In Defense of Pharmacists Testing Doctors' Prescriptions
Pharmacists' opinions are highly regarded among their patients and fellow health care professionals.
A gentleman named Glen Serlen wrote a letter in November to New Jersey’s Courier-News about a trip he took to a community pharmacy with his son. The son went to pick up a prescription, and the pharmacist informed him that he had to call his doctor, because he felt that the dosage was too high for the patient.
“Since when did you receive your doctorate?” the elder Serlen asked the pharmacist rather awkwardly. He then stated in his letter that petulant pharmacists should know their place in the great big health care system.
My fraternity brother and fellow pharmacist shared the letter with me and asked if I would write a rebuttal. I’m more than happy to oblige:
Believe me when I tell you the last thing I want to do on any given day is call a doctor's office with news of a potential prescription error. It takes time out of an already busy day and interrupts my Swiss watch-like workflow.
I have made many phone calls over the past 25 years, and every time, the physician thanked me for caring enough to call. Rarely has a doctor refused to take my advice, but when it dose happen, the physician still thanks me for the call.
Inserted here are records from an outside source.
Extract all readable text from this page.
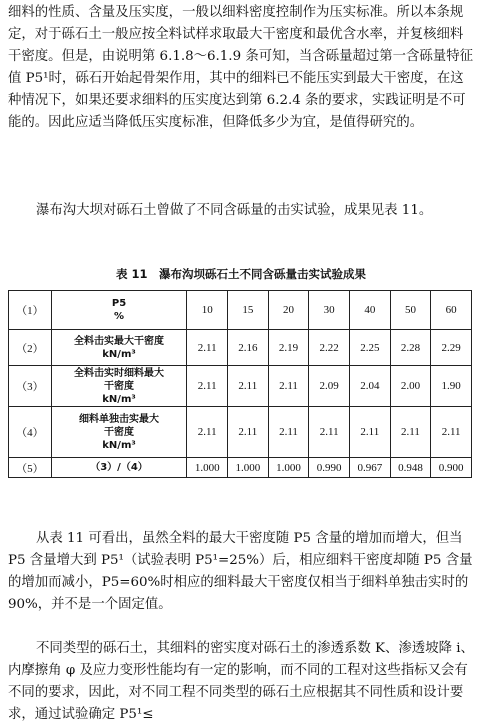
细料的性质、含量及压实度，一般以细料密度控制作为压实标准。所以本条规定，对于砾石土一般应按全料试样求取最大干密度和最优含水率，并复核细料干密度。但是，由说明第 6.1.8～6.1.9 条可知，当含砾量超过第一含砾量特征值 P5¹时，砾石开始起骨架作用，其中的细料已不能压实到最大干密度，在这种情况下，如果还要求细料的压实度达到第 6.2.4 条的要求，实践证明是不可能的。因此应适当降低压实度标准，但降低多少为宜，是值得研究的。

瀑布沟大坝对砾石土曾做了不同含砾量的击实试验，成果见表 11。

表 11　瀑布沟坝砾石土不同含砾量击实试验成果
（1）	P5
%	10	15	20	30	40	50	60
（2）	全料击实最大干密度
kN/m³	2.11	2.16	2.19	2.22	2.25	2.28	2.29
（3）	全料击实时细料最大
干密度
kN/m³	2.11	2.11	2.11	2.09	2.04	2.00	1.90
（4）	细料单独击实最大
干密度
kN/m³	2.11	2.11	2.11	2.11	2.11	2.11	2.11
（5）	（3）/（4）	1.000	1.000	1.000	0.990	0.967	0.948	0.900

从表 11 可看出，虽然全料的最大干密度随 P5 含量的增加而增大，但当 P5 含量增大到 P5¹（试验表明 P5¹=25%）后，相应细料干密度却随 P5 含量的增加而减小，P5=60%时相应的细料最大干密度仅相当于细料单独击实时的 90%，并不是一个固定值。

不同类型的砾石土，其细料的密实度对砾石土的渗透系数 K、渗透坡降 i、内摩擦角 φ 及应力变形性能均有一定的影响，而不同的工程对这些指标又会有不同的要求，因此，对不同工程不同类型的砾石土应根据其不同性质和设计要求，通过试验确定 P5¹≤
I don't think there is a prescriber out there who doesn't have a pharmacist to thank for preventing something dangerous from happening to a patient.
Pharmacists know their place in the health care system quite well. We are the goaltenders of the medical hockey team. We are the last stop before a prescribed medication gets to a patient for administration.
If there is a problem on a prescription, it is usually found in a pharmacy, because if the prescription makes it out of the doctor's office, the physician thinks it is fine. When it's not, a pharmacist usually catches the error.
Mr. Serlen, you asked where the pharmacist received his doctorate. Since the mid-1990s, the answer has been whatever pharmacy college he attended.
Graduate-level doctorates have been the norm for decades. I am something of a dinosaur, having only a bachelor's degree. But, it was granted to me after a 5-year program, which is considered a master's level of education for most other professionals. Pharmacists educated at this level also possess vast clinical experience in their field, which more than makes up for an extra year of school.
Prescribers have come to appreciate a pharmacist's services over the years. It's not a contest of proving your doctor wrong. As I said before, that is the last thing pharmacists want to do.
All health care professionals have their patients’ best interests at heart. Sometimes, it takes an extra pair of eyes to make that happen.
Pharmacists may not have prescriptive authority in all 50 states, but our opinions are highly regarded among our patients and fellow health care professionals. There is a reason we are 1 of the most trusted professions in the country. I hope this column shows you why.
Jay Sochoka, RPh, is just doing his job.